Ultimately, more than 40,000 machines in Merck’s network were infected. Merck contends the malware “caus[ed] production facilities and critical applications to go offline and create[ed] massive disruptions to Merck’s operations, including its manufacturing, research and development, and sales operations.”

While the court ruling was specific to New Jersey, analysts and attorneys said it was a warning to property/casualty insurers and reinsurers about cyber coverage embedded in traditional policies.

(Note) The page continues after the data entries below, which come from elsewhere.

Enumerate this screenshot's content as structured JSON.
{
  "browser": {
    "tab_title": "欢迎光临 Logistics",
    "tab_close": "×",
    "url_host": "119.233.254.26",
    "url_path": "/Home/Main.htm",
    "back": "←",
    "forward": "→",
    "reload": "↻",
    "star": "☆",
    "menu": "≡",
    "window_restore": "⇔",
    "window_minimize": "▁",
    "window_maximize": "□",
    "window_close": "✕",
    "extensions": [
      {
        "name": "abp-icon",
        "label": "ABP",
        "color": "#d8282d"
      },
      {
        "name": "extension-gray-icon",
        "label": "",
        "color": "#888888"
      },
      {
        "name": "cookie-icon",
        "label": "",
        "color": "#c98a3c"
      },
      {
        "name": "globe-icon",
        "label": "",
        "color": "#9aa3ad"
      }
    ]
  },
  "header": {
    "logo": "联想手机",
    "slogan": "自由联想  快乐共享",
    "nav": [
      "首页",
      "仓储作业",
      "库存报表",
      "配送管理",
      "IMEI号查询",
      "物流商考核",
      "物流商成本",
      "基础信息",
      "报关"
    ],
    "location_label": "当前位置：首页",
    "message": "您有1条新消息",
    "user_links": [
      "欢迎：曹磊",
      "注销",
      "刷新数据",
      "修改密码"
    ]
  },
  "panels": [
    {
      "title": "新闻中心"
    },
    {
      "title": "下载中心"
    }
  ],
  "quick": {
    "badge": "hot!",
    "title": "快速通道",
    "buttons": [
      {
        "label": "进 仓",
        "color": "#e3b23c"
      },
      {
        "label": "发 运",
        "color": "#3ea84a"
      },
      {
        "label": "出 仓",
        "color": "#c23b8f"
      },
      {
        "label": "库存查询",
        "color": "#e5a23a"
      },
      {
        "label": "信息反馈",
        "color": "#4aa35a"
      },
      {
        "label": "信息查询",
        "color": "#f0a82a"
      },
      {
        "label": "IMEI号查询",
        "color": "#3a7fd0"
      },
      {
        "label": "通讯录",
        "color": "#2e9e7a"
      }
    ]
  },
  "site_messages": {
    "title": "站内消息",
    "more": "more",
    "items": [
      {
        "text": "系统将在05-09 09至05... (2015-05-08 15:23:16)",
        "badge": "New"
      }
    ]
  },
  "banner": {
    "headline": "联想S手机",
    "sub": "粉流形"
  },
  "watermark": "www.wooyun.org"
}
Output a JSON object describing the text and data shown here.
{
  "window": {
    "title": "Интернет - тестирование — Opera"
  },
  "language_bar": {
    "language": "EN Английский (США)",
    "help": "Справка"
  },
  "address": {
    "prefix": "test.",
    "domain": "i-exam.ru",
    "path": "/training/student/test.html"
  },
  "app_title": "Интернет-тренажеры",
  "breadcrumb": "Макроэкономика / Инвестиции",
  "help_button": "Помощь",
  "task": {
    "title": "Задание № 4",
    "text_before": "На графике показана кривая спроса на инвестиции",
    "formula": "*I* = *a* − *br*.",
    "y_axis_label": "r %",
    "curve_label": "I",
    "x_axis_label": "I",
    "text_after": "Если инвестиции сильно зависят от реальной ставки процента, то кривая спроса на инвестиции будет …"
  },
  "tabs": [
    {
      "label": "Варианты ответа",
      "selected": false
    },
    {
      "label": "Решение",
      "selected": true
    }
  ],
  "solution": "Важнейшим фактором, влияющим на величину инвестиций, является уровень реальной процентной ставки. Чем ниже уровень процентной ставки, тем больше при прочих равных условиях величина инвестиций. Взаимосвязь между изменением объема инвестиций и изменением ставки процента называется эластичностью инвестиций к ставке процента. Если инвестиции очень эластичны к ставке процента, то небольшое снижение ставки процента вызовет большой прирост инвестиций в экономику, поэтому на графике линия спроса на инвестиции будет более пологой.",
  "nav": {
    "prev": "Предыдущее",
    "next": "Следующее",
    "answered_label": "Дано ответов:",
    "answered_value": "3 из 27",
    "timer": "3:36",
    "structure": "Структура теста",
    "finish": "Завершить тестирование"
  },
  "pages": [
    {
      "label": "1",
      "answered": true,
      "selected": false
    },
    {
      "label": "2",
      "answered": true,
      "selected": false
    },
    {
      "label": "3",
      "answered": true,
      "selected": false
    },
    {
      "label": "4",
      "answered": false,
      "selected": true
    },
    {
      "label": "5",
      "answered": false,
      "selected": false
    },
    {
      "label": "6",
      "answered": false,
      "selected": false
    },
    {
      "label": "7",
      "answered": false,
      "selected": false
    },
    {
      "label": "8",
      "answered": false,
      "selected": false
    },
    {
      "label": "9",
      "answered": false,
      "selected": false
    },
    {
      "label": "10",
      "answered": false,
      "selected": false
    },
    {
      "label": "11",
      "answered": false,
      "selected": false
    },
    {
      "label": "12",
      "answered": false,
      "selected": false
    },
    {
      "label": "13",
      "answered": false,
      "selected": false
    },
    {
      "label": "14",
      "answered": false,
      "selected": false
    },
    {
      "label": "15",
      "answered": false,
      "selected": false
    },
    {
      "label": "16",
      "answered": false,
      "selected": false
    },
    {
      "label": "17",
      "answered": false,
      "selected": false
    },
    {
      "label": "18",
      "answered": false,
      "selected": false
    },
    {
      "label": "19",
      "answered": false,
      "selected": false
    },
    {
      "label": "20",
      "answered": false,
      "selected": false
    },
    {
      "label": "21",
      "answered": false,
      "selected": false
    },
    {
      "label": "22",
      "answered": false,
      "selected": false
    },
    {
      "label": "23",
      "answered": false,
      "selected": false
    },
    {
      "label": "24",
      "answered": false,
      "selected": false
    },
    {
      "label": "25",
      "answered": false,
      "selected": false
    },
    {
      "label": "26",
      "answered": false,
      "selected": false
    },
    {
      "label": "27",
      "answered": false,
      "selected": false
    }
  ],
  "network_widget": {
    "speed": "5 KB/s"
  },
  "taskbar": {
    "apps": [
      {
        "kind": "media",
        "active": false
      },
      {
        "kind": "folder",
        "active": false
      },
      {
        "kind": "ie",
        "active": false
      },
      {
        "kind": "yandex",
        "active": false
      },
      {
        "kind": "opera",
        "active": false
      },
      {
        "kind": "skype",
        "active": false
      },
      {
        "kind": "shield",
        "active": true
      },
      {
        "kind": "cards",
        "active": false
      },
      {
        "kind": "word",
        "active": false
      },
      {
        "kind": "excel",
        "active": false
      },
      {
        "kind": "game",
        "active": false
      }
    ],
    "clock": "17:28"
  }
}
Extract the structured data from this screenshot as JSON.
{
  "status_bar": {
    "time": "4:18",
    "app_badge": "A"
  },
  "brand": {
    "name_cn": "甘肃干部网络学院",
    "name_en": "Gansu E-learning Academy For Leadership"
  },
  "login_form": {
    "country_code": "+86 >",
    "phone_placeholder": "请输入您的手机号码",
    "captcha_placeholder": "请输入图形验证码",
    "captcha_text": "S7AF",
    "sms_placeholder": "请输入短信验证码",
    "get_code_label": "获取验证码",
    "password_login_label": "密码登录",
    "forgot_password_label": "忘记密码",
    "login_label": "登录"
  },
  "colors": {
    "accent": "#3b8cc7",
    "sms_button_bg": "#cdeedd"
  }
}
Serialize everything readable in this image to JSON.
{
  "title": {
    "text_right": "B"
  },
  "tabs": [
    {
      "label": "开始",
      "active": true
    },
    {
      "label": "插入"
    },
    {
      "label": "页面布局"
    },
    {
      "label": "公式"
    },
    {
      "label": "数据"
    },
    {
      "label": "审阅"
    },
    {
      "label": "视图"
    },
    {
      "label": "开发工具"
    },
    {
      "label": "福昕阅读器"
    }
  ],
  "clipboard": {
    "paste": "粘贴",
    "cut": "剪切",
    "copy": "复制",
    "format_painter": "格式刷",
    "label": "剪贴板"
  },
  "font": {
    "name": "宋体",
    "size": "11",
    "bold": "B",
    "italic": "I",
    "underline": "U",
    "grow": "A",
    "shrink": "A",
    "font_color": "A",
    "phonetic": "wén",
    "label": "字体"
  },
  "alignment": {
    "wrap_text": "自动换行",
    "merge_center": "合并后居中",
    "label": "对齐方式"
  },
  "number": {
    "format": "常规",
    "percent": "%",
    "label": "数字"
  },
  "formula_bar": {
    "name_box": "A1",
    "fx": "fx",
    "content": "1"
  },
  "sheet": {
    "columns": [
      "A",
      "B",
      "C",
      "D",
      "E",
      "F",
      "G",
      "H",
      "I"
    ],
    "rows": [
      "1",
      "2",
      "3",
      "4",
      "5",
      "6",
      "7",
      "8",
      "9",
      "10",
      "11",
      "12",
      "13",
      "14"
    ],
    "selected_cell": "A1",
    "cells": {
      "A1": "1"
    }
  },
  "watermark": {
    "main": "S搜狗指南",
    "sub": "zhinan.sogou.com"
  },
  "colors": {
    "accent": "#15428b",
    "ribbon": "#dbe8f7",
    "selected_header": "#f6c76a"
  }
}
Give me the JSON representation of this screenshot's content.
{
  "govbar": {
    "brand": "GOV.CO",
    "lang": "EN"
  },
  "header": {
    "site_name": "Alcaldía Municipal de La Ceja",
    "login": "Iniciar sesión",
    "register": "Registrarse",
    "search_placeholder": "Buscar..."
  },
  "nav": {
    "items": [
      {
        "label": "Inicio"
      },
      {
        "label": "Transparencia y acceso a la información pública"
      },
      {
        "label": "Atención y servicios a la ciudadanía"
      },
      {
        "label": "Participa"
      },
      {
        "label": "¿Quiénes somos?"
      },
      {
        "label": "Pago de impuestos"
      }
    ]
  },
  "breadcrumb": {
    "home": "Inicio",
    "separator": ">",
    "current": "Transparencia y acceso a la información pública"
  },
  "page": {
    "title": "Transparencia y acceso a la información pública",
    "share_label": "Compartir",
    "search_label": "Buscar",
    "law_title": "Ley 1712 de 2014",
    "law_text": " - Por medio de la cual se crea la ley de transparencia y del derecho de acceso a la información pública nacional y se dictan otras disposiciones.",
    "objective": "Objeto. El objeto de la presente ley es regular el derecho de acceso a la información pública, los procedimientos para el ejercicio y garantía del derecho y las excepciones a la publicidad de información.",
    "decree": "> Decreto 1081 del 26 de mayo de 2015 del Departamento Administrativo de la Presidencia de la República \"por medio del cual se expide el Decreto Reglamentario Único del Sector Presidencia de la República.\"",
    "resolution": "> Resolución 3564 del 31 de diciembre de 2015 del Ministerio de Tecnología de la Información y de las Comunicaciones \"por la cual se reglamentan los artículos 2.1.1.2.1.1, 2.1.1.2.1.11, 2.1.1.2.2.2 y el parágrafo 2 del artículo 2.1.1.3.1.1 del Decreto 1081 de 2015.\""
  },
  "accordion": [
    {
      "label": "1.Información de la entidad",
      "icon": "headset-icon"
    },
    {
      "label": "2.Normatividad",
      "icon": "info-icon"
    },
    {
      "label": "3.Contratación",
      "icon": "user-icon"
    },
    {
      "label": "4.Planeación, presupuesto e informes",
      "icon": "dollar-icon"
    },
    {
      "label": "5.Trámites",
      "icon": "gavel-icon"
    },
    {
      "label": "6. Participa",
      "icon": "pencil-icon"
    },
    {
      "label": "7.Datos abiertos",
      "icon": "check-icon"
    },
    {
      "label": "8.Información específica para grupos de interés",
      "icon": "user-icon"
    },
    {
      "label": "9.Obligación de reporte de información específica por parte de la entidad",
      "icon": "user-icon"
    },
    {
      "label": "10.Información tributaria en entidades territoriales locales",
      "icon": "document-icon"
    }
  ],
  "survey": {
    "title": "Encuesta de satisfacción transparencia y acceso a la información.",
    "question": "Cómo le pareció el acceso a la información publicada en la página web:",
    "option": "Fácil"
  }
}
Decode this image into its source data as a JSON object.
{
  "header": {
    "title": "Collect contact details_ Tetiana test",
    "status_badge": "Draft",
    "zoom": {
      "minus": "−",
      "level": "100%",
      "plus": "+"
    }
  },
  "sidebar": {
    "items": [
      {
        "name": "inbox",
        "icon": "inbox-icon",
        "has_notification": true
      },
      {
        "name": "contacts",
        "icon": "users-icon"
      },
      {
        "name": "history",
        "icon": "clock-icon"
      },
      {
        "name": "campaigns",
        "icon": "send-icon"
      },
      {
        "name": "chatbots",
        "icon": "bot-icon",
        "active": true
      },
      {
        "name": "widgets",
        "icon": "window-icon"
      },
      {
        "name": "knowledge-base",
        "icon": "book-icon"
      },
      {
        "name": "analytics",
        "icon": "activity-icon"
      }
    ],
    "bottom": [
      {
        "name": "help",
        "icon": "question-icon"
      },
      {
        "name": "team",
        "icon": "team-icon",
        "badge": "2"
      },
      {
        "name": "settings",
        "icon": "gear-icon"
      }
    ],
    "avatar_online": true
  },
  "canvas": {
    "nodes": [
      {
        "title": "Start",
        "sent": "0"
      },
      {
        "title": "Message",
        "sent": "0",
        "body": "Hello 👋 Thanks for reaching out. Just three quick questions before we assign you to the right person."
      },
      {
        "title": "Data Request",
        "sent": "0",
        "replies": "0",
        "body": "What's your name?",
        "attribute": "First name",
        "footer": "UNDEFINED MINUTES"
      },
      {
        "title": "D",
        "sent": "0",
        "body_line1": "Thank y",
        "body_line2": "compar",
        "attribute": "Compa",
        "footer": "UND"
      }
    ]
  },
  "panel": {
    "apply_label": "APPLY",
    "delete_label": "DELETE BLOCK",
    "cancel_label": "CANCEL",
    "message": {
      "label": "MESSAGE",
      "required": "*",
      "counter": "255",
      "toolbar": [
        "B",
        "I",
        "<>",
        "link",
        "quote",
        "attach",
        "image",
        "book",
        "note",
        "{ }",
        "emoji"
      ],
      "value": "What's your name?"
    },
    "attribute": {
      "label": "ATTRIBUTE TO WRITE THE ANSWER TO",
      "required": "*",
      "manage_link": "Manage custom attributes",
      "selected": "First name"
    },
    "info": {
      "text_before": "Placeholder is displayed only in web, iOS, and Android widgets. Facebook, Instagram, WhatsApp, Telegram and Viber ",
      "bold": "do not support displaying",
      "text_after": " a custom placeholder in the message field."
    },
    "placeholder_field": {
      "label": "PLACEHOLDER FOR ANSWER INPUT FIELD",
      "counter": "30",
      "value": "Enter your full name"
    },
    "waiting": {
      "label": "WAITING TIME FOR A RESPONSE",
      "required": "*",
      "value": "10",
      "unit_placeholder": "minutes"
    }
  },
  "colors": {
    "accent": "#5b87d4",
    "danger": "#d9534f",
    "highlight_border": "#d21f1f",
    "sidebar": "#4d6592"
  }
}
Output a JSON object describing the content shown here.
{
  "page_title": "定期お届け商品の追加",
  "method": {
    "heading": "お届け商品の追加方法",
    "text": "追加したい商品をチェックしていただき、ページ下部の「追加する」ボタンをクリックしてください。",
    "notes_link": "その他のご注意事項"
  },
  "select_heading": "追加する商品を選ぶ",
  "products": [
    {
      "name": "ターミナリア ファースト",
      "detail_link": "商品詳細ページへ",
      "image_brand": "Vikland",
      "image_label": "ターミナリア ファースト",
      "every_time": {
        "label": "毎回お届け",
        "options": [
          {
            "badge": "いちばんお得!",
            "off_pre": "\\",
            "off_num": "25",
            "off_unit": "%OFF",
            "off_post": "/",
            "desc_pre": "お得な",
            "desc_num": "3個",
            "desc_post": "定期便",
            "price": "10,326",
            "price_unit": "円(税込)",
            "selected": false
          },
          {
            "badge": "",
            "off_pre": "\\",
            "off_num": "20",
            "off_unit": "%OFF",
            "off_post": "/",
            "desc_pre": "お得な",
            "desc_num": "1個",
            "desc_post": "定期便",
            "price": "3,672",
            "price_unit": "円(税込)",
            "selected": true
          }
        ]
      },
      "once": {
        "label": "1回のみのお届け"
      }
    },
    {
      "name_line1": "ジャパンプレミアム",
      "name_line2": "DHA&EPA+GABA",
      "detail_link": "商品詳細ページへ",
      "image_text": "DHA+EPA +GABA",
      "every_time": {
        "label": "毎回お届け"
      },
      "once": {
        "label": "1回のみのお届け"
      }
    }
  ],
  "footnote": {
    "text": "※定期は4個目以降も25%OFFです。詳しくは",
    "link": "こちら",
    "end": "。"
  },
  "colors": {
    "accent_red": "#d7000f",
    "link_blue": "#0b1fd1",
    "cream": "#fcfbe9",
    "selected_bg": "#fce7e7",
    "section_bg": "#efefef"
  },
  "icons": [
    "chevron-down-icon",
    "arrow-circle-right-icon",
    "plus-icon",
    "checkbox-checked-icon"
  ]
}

Lloyd’s Cyber War Exclusions: Confusing, Disruptive, but Necessary?

After the lower court ruling in New Jersey in 2022, food and beverage company Mondelez International settled its lawsuit against Zurich American Insurance Co. in Illinois over its $100 million NotPetya claims.

In August 2022, a Lloyd’s market bulletin said insurers must exclude catastrophic state-backed cyber-attacks in standalone (or affirmative) cyber policies. The exclusion should include liability for losses arising from both war- and non-war-related state-backed cyber-attacks.

The Russian invasion of Ukraine has increased the risk of cyberattacks and further testing of the “war exclusion” and “hostile act exclusion” language.

A recent AM Best report found that war risk exclusions vary by company, with some carriers sticking with traditional war exclusions and others accepting certain war exposures.

“Systemic risk is an ongoing concern. Property catastrophes typically affect a limited geographic area, but a cyber catastrophe, as we saw with NotPetya [cyber attacks that occurred in Ukraine in 2017], can go worldwide,” said Fred Eslami, associate director, AM Best.

“As the definition of war becomes broader, so may the exclusion as well, which could lead to insureds with less coverage, Eslami added. “Ultimately, the coverage provided to insureds may be decided by the risk appetite of the insurer, and to a certain extent, the coverage that reinsurers are willing to provide.”